One day, I’m going to treat my other half with more love than all your girls have showed you combined. When that day comes, I hope to just smile, and tell you “you could’ve had it all.”
It’s like I’m never good enough for you. I can’t seem to understand why, though… Out of all the girls, and yes I say girls, that you’ve been with..
I either equal them or are one step ahead of them in almost every department… The biggest thing that sets me apart from all of them, though, is that I’ve been by your side through everything. Not once have I given up on you.

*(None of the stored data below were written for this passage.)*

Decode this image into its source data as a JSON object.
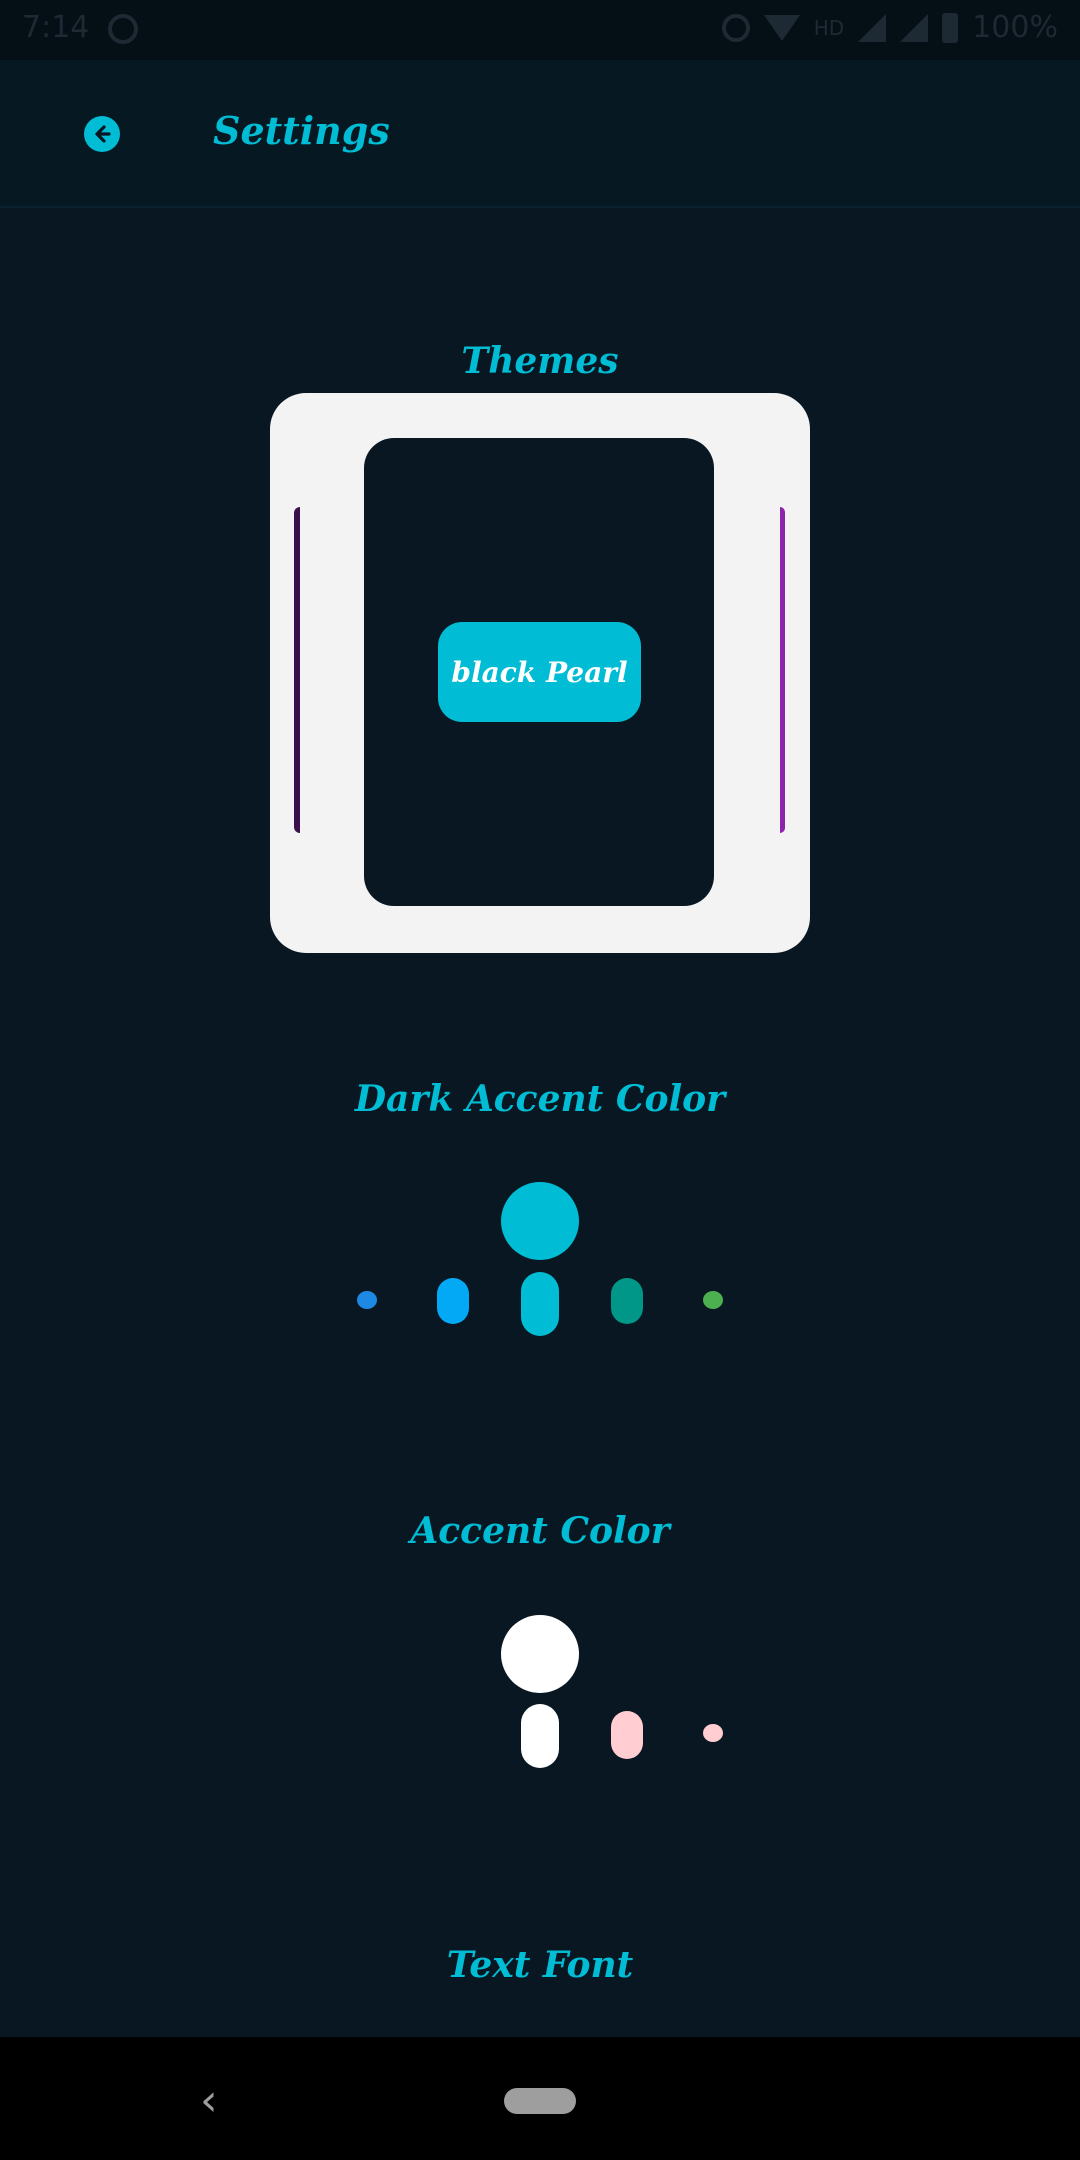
{
  "status_bar": {
    "time": "7:14",
    "network": "HD",
    "battery": "100%"
  },
  "header": {
    "title": "Settings",
    "back_icon": "arrow-left-circle-icon"
  },
  "themes": {
    "title": "Themes",
    "selected_label": "black Pearl",
    "left_edge_color": "#3b0f4c",
    "right_edge_color": "#8e24aa"
  },
  "dark_accent": {
    "title": "Dark Accent Color",
    "selected_color": "#00bcd4",
    "options": [
      "#1e88e5",
      "#03a9f4",
      "#00bcd4",
      "#009688",
      "#4caf50"
    ]
  },
  "accent": {
    "title": "Accent Color",
    "selected_color": "#ffffff",
    "options": [
      "#ffffff",
      "#ffcdd2",
      "#ffcdd2"
    ]
  },
  "text_font": {
    "title": "Text Font"
  },
  "colors": {
    "background": "#081721",
    "accent": "#00bcd4"
  }
}
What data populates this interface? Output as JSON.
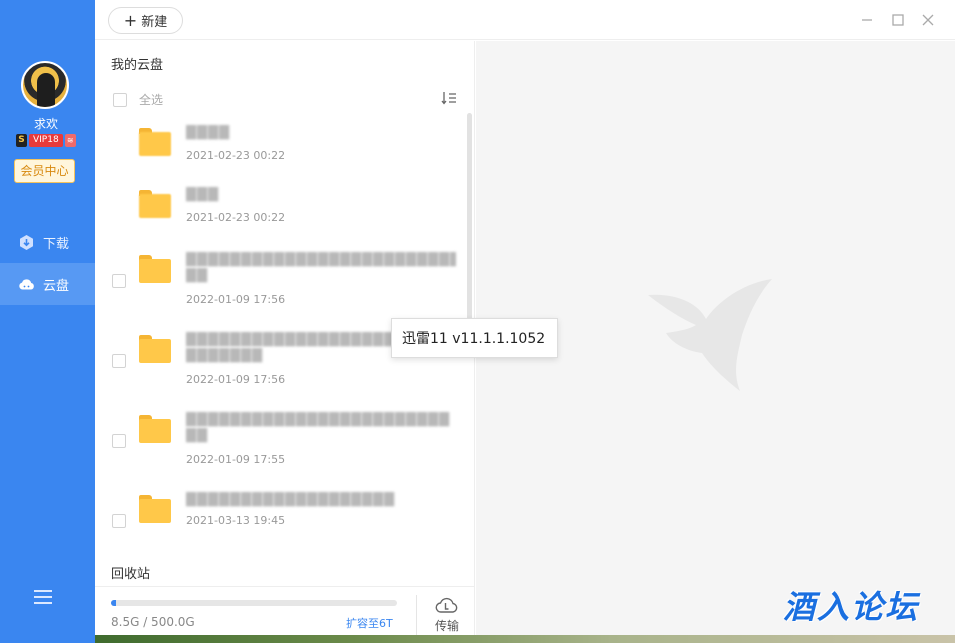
{
  "sidebar": {
    "username": "求欢",
    "badge_s": "S",
    "badge_vip": "VIP18",
    "badge_x": "≋",
    "member_center": "会员中心",
    "nav": [
      {
        "label": "下载",
        "icon": "download-icon",
        "active": false
      },
      {
        "label": "云盘",
        "icon": "cloud-icon",
        "active": true
      }
    ],
    "accent": "#3a86f0"
  },
  "toolbar": {
    "new_label": "新建"
  },
  "panel": {
    "title": "我的云盘",
    "select_all": "全选",
    "files": [
      {
        "name": "████",
        "date": "2021-02-23 00:22"
      },
      {
        "name": "███",
        "date": "2021-02-23 00:22"
      },
      {
        "name": "█████████████████████████",
        "name2": "██",
        "date": "2022-01-09 17:56"
      },
      {
        "name": "████████████████████",
        "name2": "███████",
        "date": "2022-01-09 17:56"
      },
      {
        "name": "████████████████████████",
        "name2": "██",
        "date": "2022-01-09 17:55"
      },
      {
        "name": "███████████████████",
        "date": "2021-03-13 19:45"
      }
    ],
    "recycle": "回收站",
    "storage": {
      "used_text": "8.5G / 500.0G",
      "used_fraction": 0.017,
      "expand": "扩容至6T",
      "transfer": "传输"
    }
  },
  "tooltip": {
    "text": "迅雷11 v11.1.1.1052"
  },
  "watermark": {
    "text": "酒入论坛"
  }
}
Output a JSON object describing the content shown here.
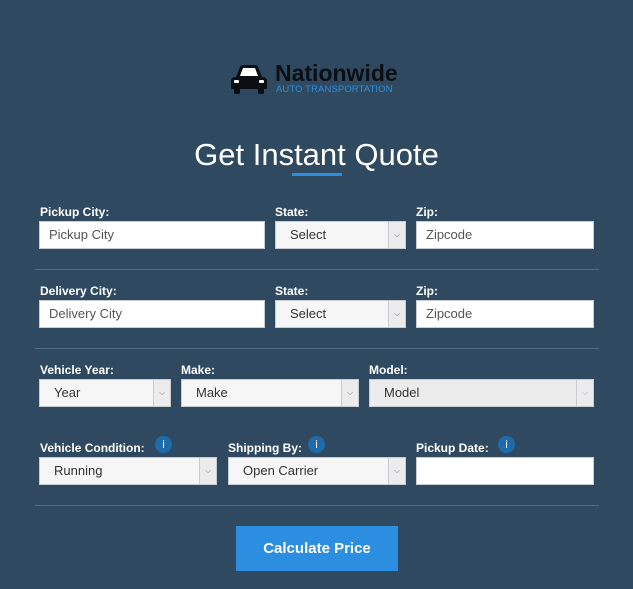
{
  "brand": {
    "name": "Nationwide",
    "tagline": "AUTO TRANSPORTATION"
  },
  "title": "Get Instant Quote",
  "pickup": {
    "city_label": "Pickup City:",
    "city_placeholder": "Pickup City",
    "state_label": "State:",
    "state_value": "Select",
    "zip_label": "Zip:",
    "zip_placeholder": "Zipcode"
  },
  "delivery": {
    "city_label": "Delivery City:",
    "city_placeholder": "Delivery City",
    "state_label": "State:",
    "state_value": "Select",
    "zip_label": "Zip:",
    "zip_placeholder": "Zipcode"
  },
  "vehicle": {
    "year_label": "Vehicle Year:",
    "year_value": "Year",
    "make_label": "Make:",
    "make_value": "Make",
    "model_label": "Model:",
    "model_value": "Model"
  },
  "shipping": {
    "condition_label": "Vehicle Condition:",
    "condition_value": "Running",
    "shipping_label": "Shipping By:",
    "shipping_value": "Open Carrier",
    "date_label": "Pickup Date:",
    "date_value": "",
    "info_glyph": "i"
  },
  "button": {
    "label": "Calculate Price"
  },
  "colors": {
    "background": "#2f4a60",
    "accent": "#2b8ee0",
    "info_badge": "#1e6bab"
  }
}
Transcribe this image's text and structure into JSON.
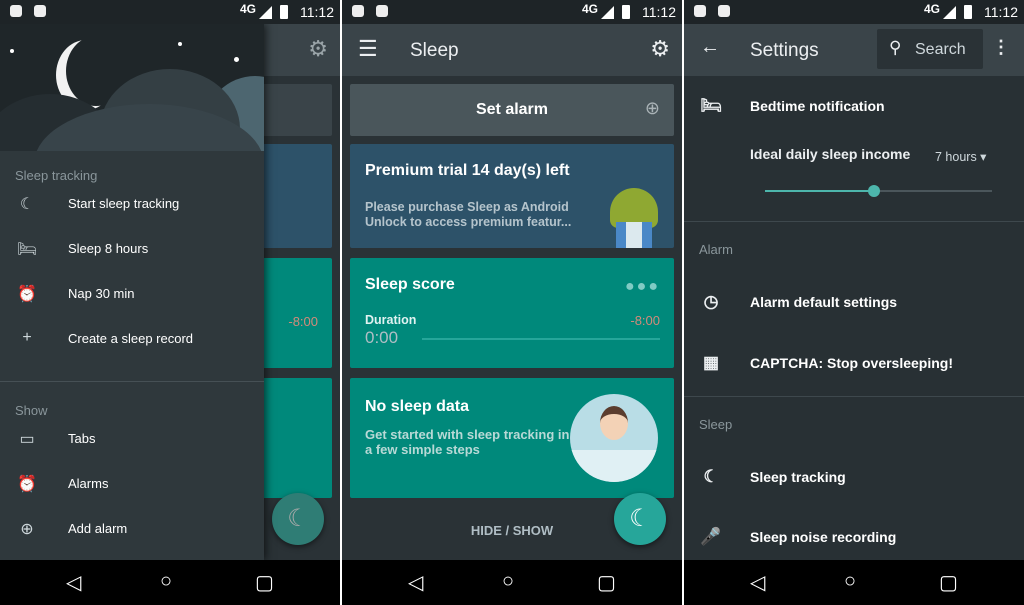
{
  "status": {
    "network": "4G",
    "time": "11:12"
  },
  "drawer": {
    "sections": [
      {
        "title": "Sleep tracking",
        "items": [
          {
            "icon": "moon-icon",
            "glyph": "☾",
            "label": "Start sleep tracking"
          },
          {
            "icon": "bed-icon",
            "glyph": "🛏",
            "label": "Sleep 8 hours"
          },
          {
            "icon": "alarm-z-icon",
            "glyph": "⏰",
            "label": "Nap 30 min"
          },
          {
            "icon": "plus-icon",
            "glyph": "+",
            "label": "Create a sleep record"
          }
        ]
      },
      {
        "title": "Show",
        "items": [
          {
            "icon": "tabs-icon",
            "glyph": "▭",
            "label": "Tabs"
          },
          {
            "icon": "alarm-icon",
            "glyph": "⏰",
            "label": "Alarms"
          },
          {
            "icon": "add-alarm-icon",
            "glyph": "⊕",
            "label": "Add alarm"
          }
        ]
      }
    ],
    "background_time": "-8:00"
  },
  "main": {
    "title": "Sleep",
    "set_alarm": "Set alarm",
    "premium": {
      "title": "Premium trial 14 day(s) left",
      "text1": "Please purchase Sleep as Android",
      "text2": "Unlock to access premium featur..."
    },
    "score": {
      "title": "Sleep score",
      "duration_label": "Duration",
      "duration": "0:00",
      "remaining": "-8:00"
    },
    "nodata": {
      "title": "No sleep data",
      "text1": "Get started with sleep tracking in",
      "text2": "a few simple steps"
    },
    "hide_show": "HIDE / SHOW"
  },
  "settings": {
    "title": "Settings",
    "search": "Search",
    "bedtime": "Bedtime notification",
    "ideal_label": "Ideal daily sleep income",
    "ideal_value": "7 hours",
    "slider_percent": 48,
    "sections": [
      {
        "title": "Alarm",
        "items": [
          {
            "icon": "clock-icon",
            "glyph": "◷",
            "label": "Alarm default settings"
          },
          {
            "icon": "qr-code-icon",
            "glyph": "▦",
            "label": "CAPTCHA: Stop oversleeping!"
          }
        ]
      },
      {
        "title": "Sleep",
        "items": [
          {
            "icon": "moon-icon",
            "glyph": "☾",
            "label": "Sleep tracking"
          },
          {
            "icon": "microphone-icon",
            "glyph": "🎤",
            "label": "Sleep noise recording"
          }
        ]
      }
    ]
  },
  "colors": {
    "teal": "#009688",
    "premium": "#2d5269",
    "appbar": "#3a4449",
    "background": "#2a3236"
  }
}
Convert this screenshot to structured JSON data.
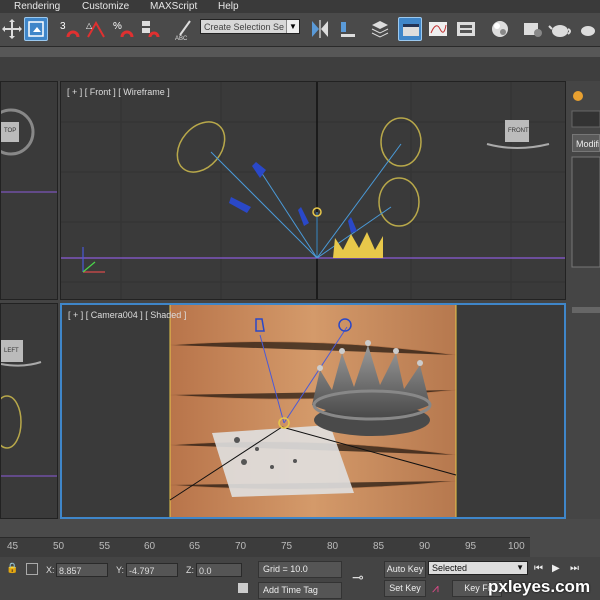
{
  "menu": [
    "Rendering",
    "Customize",
    "MAXScript",
    "Help"
  ],
  "toolbar": {
    "selection_set_label": "Create Selection Se",
    "dropdown_arrow": "▼",
    "icons": [
      "move-icon",
      "select-object-icon",
      "snap-3-icon",
      "angle-snap-icon",
      "percent-snap-icon",
      "spinner-snap-icon",
      "edit-named-selection-icon",
      "mirror-icon",
      "align-icon",
      "layer-manager-icon",
      "graphite-ribbon-icon",
      "curve-editor-icon",
      "schematic-view-icon",
      "material-editor-icon",
      "render-setup-icon",
      "render-frame-icon",
      "render-teapot-icon"
    ]
  },
  "viewports": {
    "front": {
      "label": "[ + ] [ Front ] [ Wireframe ]",
      "nav_cube_label": "FRONT"
    },
    "top": {
      "nav_cube_label": "TOP"
    },
    "camera": {
      "label": "[ + ] [ Camera004 ] [ Shaded ]"
    },
    "left": {
      "nav_cube_label": "LEFT"
    }
  },
  "command_panel": {
    "modifier_label": "Modifi"
  },
  "timeline": {
    "ticks": [
      "45",
      "50",
      "55",
      "60",
      "65",
      "70",
      "75",
      "80",
      "85",
      "90",
      "95",
      "100"
    ]
  },
  "status": {
    "x_label": "X:",
    "x_value": "8.857",
    "y_label": "Y:",
    "y_value": "-4.797",
    "z_label": "Z:",
    "z_value": "0.0",
    "grid": "Grid = 10.0",
    "add_time_tag": "Add Time Tag",
    "auto_key": "Auto Key",
    "set_key": "Set Key",
    "selected": "Selected",
    "key_filters": "Key Fi"
  },
  "watermark": "pxleyes.com",
  "colors": {
    "accent_blue": "#3f86c9",
    "viewport_bg": "#3a3a3a",
    "wood": "#c8845a",
    "crown_gold": "#e8c84a"
  }
}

I always try to look at it as me just being there for you, supporting you, and being a down ass bitch that you can always count on. However, I feel like you’ve taken me for granted. I feel like you’ve taken for granted the fact that I’m always here… I know I say it all the time, but one of these days, I’m really not going to be here anymore.
I kind of feel like that’s what I should be doing now… I think it’s time for me to seriously get you out of my life. I can’t be there for someone who can’t give me the same thing back. It’s like a repeat of being hurt over and over again with you.
And it’s even funnier because after some things happened in my past… When I even let a guy step foot in the door of having some sort of relationship with me.. I never give second chances and I cut no slack… But I give you all the slack in the world.
I think it’s time for me to leave you alone and move on. I keep saying, “stick around… one day you guys will be together and everything will work out.” I can’t keep holding on to that hope.. Because that hope is straight up bullshit. Sorry.